O clube não vence na primeira divisão há seis meses e, caso não some três pontos frente ao Fulham no sábado, igualará o início de 10 partidas sem vitória registrado na temporada passada. A sequência negativa alimentou cânticos de “sacked in the morning” dirigidos ao técnico Vítor Pereira, mas a maior parte da ira tem se voltado ao presidente-executivo Jeff Shi e à Fosun, que completa dez anos de controle do Wolverhampton em 2025.
Fosun: vender não está nos planos
Apesar da ameaça de rebaixamento, fontes internas indicam que a Fosun não cogita negociar o clube. O grupo avalia o Wolverhampton em cerca de £500 milhões e já investiu, segundo estimativas, entre £250 milhões e £300 milhões em contratações e operação desde 2016. A percepção é de que uma venda na Championship depreciaria o ativo.
Busca por investidores minoritários
A estratégia atual mira parceiros que adquiram fatias de até 20% do capital — tentativa que não é inédita. O empresário norte-americano John Textor fez uma proposta inicial há um mês, considerada pouco atraente pelos executivos de Molineux. A porta continua aberta, mas o clube não está “à venda” publicamente.

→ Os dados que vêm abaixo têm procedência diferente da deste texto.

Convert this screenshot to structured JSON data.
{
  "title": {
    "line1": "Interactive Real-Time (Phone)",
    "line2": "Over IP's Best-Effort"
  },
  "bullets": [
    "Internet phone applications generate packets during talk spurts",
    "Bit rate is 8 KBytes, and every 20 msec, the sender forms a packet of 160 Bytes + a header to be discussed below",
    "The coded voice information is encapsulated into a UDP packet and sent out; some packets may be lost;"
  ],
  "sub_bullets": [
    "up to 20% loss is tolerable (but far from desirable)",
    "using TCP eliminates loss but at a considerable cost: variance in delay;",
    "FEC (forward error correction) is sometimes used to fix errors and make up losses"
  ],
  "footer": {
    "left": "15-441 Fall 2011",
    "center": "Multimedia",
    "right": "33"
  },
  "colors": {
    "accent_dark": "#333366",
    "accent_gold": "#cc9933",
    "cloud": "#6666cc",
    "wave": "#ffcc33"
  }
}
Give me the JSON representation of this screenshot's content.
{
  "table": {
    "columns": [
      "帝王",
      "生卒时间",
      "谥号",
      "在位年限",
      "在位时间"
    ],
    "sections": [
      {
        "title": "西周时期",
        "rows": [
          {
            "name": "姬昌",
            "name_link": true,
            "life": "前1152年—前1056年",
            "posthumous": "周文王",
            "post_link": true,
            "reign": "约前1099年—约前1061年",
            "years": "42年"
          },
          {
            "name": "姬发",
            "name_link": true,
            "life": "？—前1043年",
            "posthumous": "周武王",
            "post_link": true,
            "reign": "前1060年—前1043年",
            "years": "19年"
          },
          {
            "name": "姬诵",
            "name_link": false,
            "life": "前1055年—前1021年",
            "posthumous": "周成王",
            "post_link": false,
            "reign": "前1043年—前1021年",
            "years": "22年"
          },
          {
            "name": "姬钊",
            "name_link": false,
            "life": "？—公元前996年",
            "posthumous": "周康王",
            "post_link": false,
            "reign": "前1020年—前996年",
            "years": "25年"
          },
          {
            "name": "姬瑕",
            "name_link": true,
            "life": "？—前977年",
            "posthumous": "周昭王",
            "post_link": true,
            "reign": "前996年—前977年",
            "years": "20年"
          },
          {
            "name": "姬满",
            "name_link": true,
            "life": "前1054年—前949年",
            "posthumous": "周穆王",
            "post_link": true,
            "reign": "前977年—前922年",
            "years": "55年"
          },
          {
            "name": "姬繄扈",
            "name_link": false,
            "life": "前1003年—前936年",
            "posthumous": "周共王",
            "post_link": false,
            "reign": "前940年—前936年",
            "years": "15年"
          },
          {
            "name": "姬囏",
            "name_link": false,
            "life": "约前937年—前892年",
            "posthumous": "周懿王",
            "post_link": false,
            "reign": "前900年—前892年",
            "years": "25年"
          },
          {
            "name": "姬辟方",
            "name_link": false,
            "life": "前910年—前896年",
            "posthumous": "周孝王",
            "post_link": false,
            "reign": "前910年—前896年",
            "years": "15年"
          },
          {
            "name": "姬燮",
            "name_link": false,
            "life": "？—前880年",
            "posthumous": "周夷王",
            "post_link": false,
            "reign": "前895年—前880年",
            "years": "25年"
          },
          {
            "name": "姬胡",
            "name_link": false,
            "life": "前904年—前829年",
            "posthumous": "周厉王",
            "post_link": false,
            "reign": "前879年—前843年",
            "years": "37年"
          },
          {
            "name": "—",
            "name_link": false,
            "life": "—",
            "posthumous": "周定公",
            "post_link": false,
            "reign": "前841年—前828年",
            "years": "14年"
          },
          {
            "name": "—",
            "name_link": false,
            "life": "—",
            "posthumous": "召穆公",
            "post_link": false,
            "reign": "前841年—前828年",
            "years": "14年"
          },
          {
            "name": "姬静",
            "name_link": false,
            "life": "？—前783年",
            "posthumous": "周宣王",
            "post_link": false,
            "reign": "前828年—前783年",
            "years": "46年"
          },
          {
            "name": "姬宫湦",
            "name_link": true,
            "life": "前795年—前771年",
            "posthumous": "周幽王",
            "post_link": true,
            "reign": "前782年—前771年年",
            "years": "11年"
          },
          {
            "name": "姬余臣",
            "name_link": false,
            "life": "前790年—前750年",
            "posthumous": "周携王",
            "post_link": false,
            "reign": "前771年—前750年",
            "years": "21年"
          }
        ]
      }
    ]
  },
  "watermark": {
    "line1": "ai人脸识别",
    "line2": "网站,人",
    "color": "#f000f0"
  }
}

Política de transferências mais conservadora
A diretoria reconhece que o pico de investimentos — exemplificado pelas chegadas de Matheus Nunes (£38 mi) e Matheus Cunha (£43 mi) — não se converteu em rendimento esportivo consistente. O novo diretor esportivo, Domenico Teti, adotou alvo de contratações de menor custo, como Jorgen Strand Larsen (£23 mi) e Ladislav Krecji (£26 mi), além da redução da folha salarial, antes inflada por atletas como Semedo, Jiménez e Moutinho (todos acima de £100 mil/semana).

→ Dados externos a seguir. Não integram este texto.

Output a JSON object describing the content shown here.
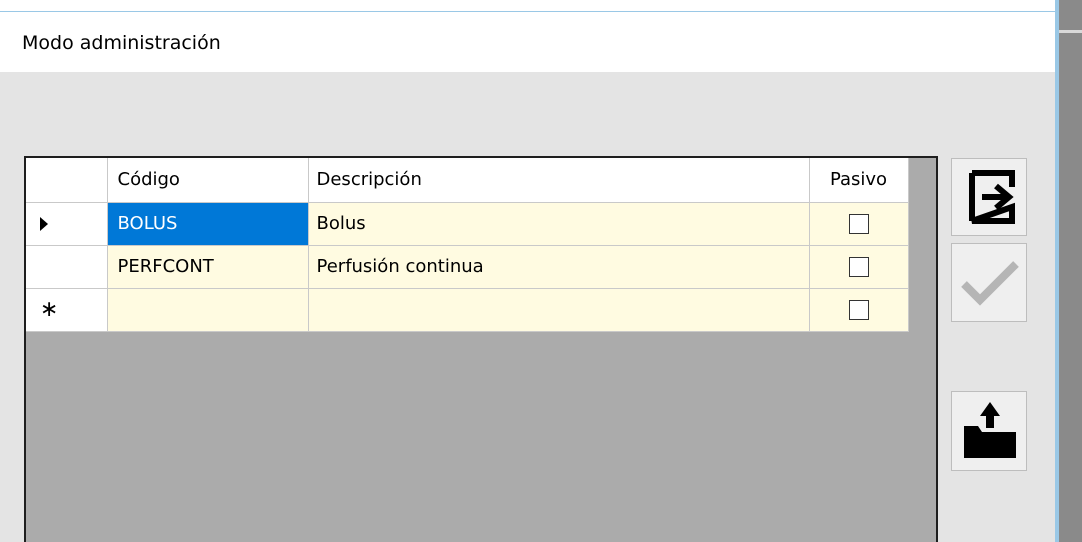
{
  "window": {
    "title": "Modo administración"
  },
  "grid": {
    "columns": [
      "Código",
      "Descripción",
      "Pasivo"
    ],
    "rows": [
      {
        "indicator": "current-row-arrow",
        "codigo": "BOLUS",
        "descripcion": "Bolus",
        "pasivo": false
      },
      {
        "indicator": "",
        "codigo": "PERFCONT",
        "descripcion": "Perfusión continua",
        "pasivo": false
      },
      {
        "indicator": "new-row-star",
        "codigo": "",
        "descripcion": "",
        "pasivo": false
      }
    ],
    "new_row_glyph": "∗"
  },
  "buttons": [
    {
      "icon": "exit-icon",
      "enabled": true
    },
    {
      "icon": "checkmark-icon",
      "enabled": false
    },
    {
      "icon": "export-folder-icon",
      "enabled": true
    }
  ],
  "colors": {
    "selection": "#0078d7",
    "row_bg": "#fffbe1",
    "grid_bg": "#ababab"
  }
}
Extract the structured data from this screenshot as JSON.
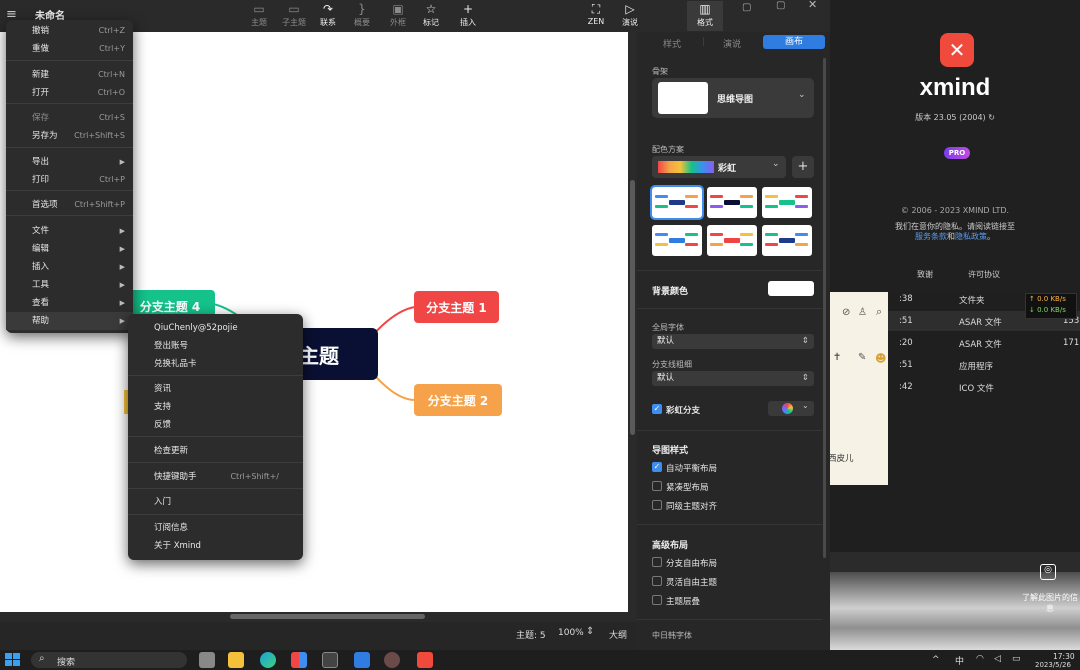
{
  "app": {
    "title": "未命名",
    "menu_icon": "hamburger-icon"
  },
  "toolbar": {
    "items": [
      {
        "label": "主题",
        "icon": "topic-icon"
      },
      {
        "label": "子主题",
        "icon": "subtopic-icon"
      },
      {
        "label": "联系",
        "icon": "relationship-icon"
      },
      {
        "label": "概要",
        "icon": "summary-icon"
      },
      {
        "label": "外框",
        "icon": "boundary-icon"
      },
      {
        "label": "标记",
        "icon": "star-icon"
      },
      {
        "label": "插入",
        "icon": "plus-icon"
      },
      {
        "label": "ZEN",
        "icon": "zen-icon"
      },
      {
        "label": "演说",
        "icon": "pitch-icon"
      },
      {
        "label": "格式",
        "icon": "format-icon"
      }
    ]
  },
  "main_menu": {
    "items": [
      {
        "label": "撤销",
        "shortcut": "Ctrl+Z"
      },
      {
        "label": "重做",
        "shortcut": "Ctrl+Y"
      },
      {
        "label": "新建",
        "shortcut": "Ctrl+N"
      },
      {
        "label": "打开",
        "shortcut": "Ctrl+O"
      },
      {
        "label": "保存",
        "shortcut": "Ctrl+S"
      },
      {
        "label": "另存为",
        "shortcut": "Ctrl+Shift+S"
      },
      {
        "label": "导出",
        "shortcut": ""
      },
      {
        "label": "打印",
        "shortcut": "Ctrl+P"
      },
      {
        "label": "首选项",
        "shortcut": "Ctrl+Shift+P"
      },
      {
        "label": "文件",
        "shortcut": ""
      },
      {
        "label": "编辑",
        "shortcut": ""
      },
      {
        "label": "插入",
        "shortcut": ""
      },
      {
        "label": "工具",
        "shortcut": ""
      },
      {
        "label": "查看",
        "shortcut": ""
      },
      {
        "label": "帮助",
        "shortcut": ""
      }
    ]
  },
  "help_menu": {
    "items": [
      {
        "label": "QiuChenly@52pojie",
        "shortcut": ""
      },
      {
        "label": "登出账号",
        "shortcut": ""
      },
      {
        "label": "兑换礼品卡",
        "shortcut": ""
      },
      {
        "label": "资讯",
        "shortcut": ""
      },
      {
        "label": "支持",
        "shortcut": ""
      },
      {
        "label": "反馈",
        "shortcut": ""
      },
      {
        "label": "检查更新",
        "shortcut": ""
      },
      {
        "label": "快捷键助手",
        "shortcut": "Ctrl+Shift+/"
      },
      {
        "label": "入门",
        "shortcut": ""
      },
      {
        "label": "订阅信息",
        "shortcut": ""
      },
      {
        "label": "关于 Xmind",
        "shortcut": ""
      }
    ]
  },
  "map": {
    "central": "心主题",
    "branches": [
      "分支主题 1",
      "分支主题 2",
      "分支主题 4"
    ],
    "colors": {
      "central": "#0a1033",
      "b1": "#f04646",
      "b2": "#f5a24a",
      "b4": "#14c28a"
    }
  },
  "status": {
    "topics": "主题: 5",
    "zoom": "100%",
    "outline": "大纲"
  },
  "panel": {
    "tabs": [
      "样式",
      "演说",
      "画布"
    ],
    "skeleton_label": "骨架",
    "skeleton_value": "思维导图",
    "scheme_label": "配色方案",
    "scheme_value": "彩虹",
    "bg_color_label": "背景颜色",
    "global_font_label": "全局字体",
    "global_font_value": "默认",
    "branch_thickness_label": "分支线粗细",
    "branch_thickness_value": "默认",
    "rainbow_branch": "彩虹分支",
    "map_style_label": "导图样式",
    "map_style_options": [
      {
        "label": "自动平衡布局",
        "checked": true
      },
      {
        "label": "紧凑型布局",
        "checked": false
      },
      {
        "label": "同级主题对齐",
        "checked": false
      }
    ],
    "advanced_label": "高级布局",
    "advanced_options": [
      {
        "label": "分支自由布局",
        "checked": false
      },
      {
        "label": "灵活自由主题",
        "checked": false
      },
      {
        "label": "主题层叠",
        "checked": false
      }
    ],
    "cjk_font_label": "中日韩字体"
  },
  "about": {
    "logo_text": "xmind",
    "version": "版本 23.05 (2004)",
    "badge": "PRO",
    "copyright": "© 2006 - 2023 XMIND LTD.",
    "privacy_line": "我们在意你的隐私。请阅读链接至",
    "link_terms": "服务条款",
    "link_and": "和",
    "link_privacy": "隐私政策",
    "link_end": "。",
    "btn_thanks": "致谢",
    "btn_license": "许可协议"
  },
  "explorer": {
    "rows": [
      {
        "time": ":38",
        "type": "文件夹",
        "size": ""
      },
      {
        "time": ":51",
        "type": "ASAR 文件",
        "size": "153"
      },
      {
        "time": ":20",
        "type": "ASAR 文件",
        "size": "171"
      },
      {
        "time": ":51",
        "type": "应用程序",
        "size": ""
      },
      {
        "time": ":42",
        "type": "ICO 文件",
        "size": ""
      }
    ],
    "net_up": "↑ 0.0 KB/s",
    "net_down": "↓ 0.0 KB/s",
    "note_text": "西皮儿",
    "learn_more": "了解此图片的信息"
  },
  "taskbar": {
    "search": "搜索",
    "time": "17:30",
    "date": "2023/5/26",
    "lang": "中"
  }
}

Raio-X da temporada até aqui
- 0 vitórias, 3 empates e 6 derrotas nas primeiras 9 rodadas.
- Gols marcados: 6 (média 0,66/jogo) – 18º melhor ataque.
- Gols sofridos: 17 (média 1,88/jogo) – 19ª pior defesa.
- Sequência sem vencer na Premier League: 15 partidas (incluindo a reta final da temporada passada).
- Último triunfo: abril, 2 × 0 sobre o Leeds United.
O que muda no campo?
Pereira foi indicado ao prêmio de Técnico do Ano em 2023/24, quando emplacou seis vitórias seguidas entre março e abril, mas hoje sofre para reencontrar equilíbrio tático. Sem Rayan Aït-Nouri, Semedo e Cunha — trio que oferecia velocidade e repertório ofensivo —, o Wolves perdeu 15 dos 46 gols que marcou na última temporada. As cinco contratações do verão europeu chegaram sem rodagem de Premier League, dificultando a adaptação imediata.
Imagem: Internet
Cenários para janeiro e o risco de rebaixamento
O planejamento esportivo inclui reforçar o elenco na próxima janela, mas sem gastos “drásticos”. A prioridade é um meio-campista criativo e um atacante de referência, posições em que o time carece de profundidade desde a saída de Cunha. Estatísticas históricas da liga indicam que equipes com menos de 10 pontos ao fim da 12ª rodada escapam da queda em apenas 18% dos casos — fator que pressiona a gestão a agir rapidamente.
Conclusão prospectiva
Com a Fosun disposta a sustentar o projeto mesmo em caso de queda, o Wolverhampton aposta na permanência de Pereira e em investimentos pontuais para iniciar a reação ainda em 2024. O duelo contra o Fulham e a janela de janeiro serão termômetros cruciais para medir se a estratégia de austeridade será suficiente para inverter a curva negativa ou se o clube terá de recalibrar seus planos na Championship — cenário que afetaria receitas, elenco e, principalmente, a paciência da torcida.